Sposto subito l'attenzione su di lei, presa alla sprovvista. La guardo, infatti, con il pane in bocca. Sembro un maiale che si azzuffa di schifoso cibo, ma non mangio da un po', quindi. Lei in tutta risposta sghignazza. Faccio un cenno di consenso con la testa e ritorno a mangiare.
Mi sto lasciando distrarre troppo in fretta e non è il momento, per niente. Questi ultimi giorni ho pensato molto al piano e so quello che devo fare. O almeno, lo spero. E spero anche che la mia autostima non cedi ora, anche perché sono leggermente "fuori allenamento" con gli urli. Prego che vada tutto bene.
Non mi devo affezionare.
La fisso. È strana, vivace e troppo innocente per essere mia amica. O una mia conoscente.
Ma è di questo piano?

- Di che piano sei? - domando curiosa.

- Non di questo - risponde semplicemente.

Grazie al cazzo.
Gli sorrido.
Lei ha già finito di mangiare, il suo vassoio è vuoto. Mangia in fretta la ragazza.

- I vostri genitori? - domando di punto in bianco. Mannaggia alla mi lingua. Però non ritiro la domanda e la guardo. La sua espressione spensierata scompare, rimpiazzata con una triste.

- Sono...morti. Odiavano mio fratello, a morte - risponde.

Ora guarda il vassoio. Vuole andare avanti ma la paura di rivivere quei ricordi che riaffiorano la blocca.
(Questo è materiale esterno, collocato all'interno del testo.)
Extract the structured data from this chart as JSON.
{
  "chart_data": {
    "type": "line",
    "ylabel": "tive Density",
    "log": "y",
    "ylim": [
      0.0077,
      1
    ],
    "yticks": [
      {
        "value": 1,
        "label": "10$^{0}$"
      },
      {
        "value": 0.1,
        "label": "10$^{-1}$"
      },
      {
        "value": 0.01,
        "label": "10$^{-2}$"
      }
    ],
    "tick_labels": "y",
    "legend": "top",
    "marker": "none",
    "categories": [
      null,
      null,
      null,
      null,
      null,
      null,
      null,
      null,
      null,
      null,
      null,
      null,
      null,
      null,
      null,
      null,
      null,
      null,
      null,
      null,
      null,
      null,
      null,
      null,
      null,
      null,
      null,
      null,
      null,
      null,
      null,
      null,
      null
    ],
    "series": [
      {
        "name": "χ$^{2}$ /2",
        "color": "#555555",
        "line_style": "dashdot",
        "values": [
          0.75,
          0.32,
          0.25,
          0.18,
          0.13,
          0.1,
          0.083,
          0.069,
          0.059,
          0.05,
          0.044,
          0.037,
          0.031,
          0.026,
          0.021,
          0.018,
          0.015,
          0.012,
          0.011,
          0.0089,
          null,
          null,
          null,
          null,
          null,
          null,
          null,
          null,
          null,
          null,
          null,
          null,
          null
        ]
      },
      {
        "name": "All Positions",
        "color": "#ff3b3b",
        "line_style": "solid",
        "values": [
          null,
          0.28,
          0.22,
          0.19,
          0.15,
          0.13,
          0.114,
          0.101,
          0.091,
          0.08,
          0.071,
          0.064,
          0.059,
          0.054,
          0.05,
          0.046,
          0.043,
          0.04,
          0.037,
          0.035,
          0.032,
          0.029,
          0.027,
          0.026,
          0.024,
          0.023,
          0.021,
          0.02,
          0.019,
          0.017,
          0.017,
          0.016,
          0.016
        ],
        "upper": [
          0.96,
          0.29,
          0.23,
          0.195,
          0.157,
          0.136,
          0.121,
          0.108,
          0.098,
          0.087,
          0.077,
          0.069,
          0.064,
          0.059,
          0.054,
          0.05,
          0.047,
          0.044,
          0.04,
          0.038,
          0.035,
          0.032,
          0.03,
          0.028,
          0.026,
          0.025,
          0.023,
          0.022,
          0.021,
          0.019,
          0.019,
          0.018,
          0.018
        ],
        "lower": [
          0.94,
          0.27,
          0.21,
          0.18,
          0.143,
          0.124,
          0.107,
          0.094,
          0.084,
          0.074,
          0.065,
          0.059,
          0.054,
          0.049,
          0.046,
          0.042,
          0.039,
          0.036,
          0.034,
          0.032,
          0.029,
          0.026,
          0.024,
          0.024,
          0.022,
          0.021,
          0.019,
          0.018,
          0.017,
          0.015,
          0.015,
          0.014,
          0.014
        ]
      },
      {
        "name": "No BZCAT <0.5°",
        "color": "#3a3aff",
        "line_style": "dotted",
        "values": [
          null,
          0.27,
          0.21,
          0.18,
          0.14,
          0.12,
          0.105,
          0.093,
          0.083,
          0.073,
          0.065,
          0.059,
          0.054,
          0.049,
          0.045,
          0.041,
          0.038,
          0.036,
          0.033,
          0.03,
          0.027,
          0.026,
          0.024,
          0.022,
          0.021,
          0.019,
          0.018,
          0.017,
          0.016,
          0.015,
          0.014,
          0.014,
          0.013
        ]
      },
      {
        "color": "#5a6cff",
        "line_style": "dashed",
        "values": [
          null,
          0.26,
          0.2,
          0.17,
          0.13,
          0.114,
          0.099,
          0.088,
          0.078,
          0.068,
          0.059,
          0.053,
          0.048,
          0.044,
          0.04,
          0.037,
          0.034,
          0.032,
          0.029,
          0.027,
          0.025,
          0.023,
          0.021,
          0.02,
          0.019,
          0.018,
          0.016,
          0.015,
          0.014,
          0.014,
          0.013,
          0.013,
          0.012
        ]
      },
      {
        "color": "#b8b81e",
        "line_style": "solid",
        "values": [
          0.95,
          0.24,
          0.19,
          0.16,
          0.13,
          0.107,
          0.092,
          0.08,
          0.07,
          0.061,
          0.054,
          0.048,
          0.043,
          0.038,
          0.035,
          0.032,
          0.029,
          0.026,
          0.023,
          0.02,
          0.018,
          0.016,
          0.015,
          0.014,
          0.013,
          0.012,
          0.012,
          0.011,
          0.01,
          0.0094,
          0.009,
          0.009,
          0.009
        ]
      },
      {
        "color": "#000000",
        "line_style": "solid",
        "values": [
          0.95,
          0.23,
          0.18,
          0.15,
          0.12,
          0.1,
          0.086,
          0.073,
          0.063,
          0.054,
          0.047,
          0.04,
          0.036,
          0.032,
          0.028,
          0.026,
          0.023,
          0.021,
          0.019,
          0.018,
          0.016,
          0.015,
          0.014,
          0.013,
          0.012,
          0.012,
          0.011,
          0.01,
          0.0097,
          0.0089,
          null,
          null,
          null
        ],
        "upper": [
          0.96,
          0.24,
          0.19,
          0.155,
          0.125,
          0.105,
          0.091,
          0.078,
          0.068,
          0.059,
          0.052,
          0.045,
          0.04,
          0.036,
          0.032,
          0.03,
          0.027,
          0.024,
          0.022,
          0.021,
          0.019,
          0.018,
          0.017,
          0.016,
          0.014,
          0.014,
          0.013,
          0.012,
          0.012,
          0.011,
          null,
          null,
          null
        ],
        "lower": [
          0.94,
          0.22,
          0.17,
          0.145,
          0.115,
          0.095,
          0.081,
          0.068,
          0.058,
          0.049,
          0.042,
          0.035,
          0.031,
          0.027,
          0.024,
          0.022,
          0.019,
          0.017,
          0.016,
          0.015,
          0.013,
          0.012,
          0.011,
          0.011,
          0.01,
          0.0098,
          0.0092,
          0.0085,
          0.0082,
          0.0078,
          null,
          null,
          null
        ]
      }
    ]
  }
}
Quanto la capisco.

- Lui è...a-andato via, ad un certo punto, stanco di loro. Non si sforzarono neanche di chiamarlo. Io però rimasi con l-loro. E...e Dio, se è stato orribile. - , una pausa. Non la fermo. - T-Thomas mi voleva e mi vuole molto bene e mio padre lo sapeva. Mi picchiava. Ho ancora alcuni segni sul corpo. Mia madre mi insultava. Mi picchiava a modo suo, con le parole. Credo...che lo abbiano fatto per vendetta. È-È stato...o-orribile -

Okay, dopo mi vado a tagliare la lingua. Non mi va neanche più il pane. Ha gli occhi lucidi e continua a guardare in basso. Mi dispiace.

- Perché sono morti? -

- Non lo so. Non ce l'hanno mai detto, nessuno. Sono deceduti quando eravamo già qui dentro. E poi, penso che neanche la polizia sia a conoscenza della vera causa - risponde.

- Mi dispiace, davvero. So cosa significa perdere la tua famiglia, anche se io avrei festeggiato se ero in te -, e sorrido, seguita a ruota da lei.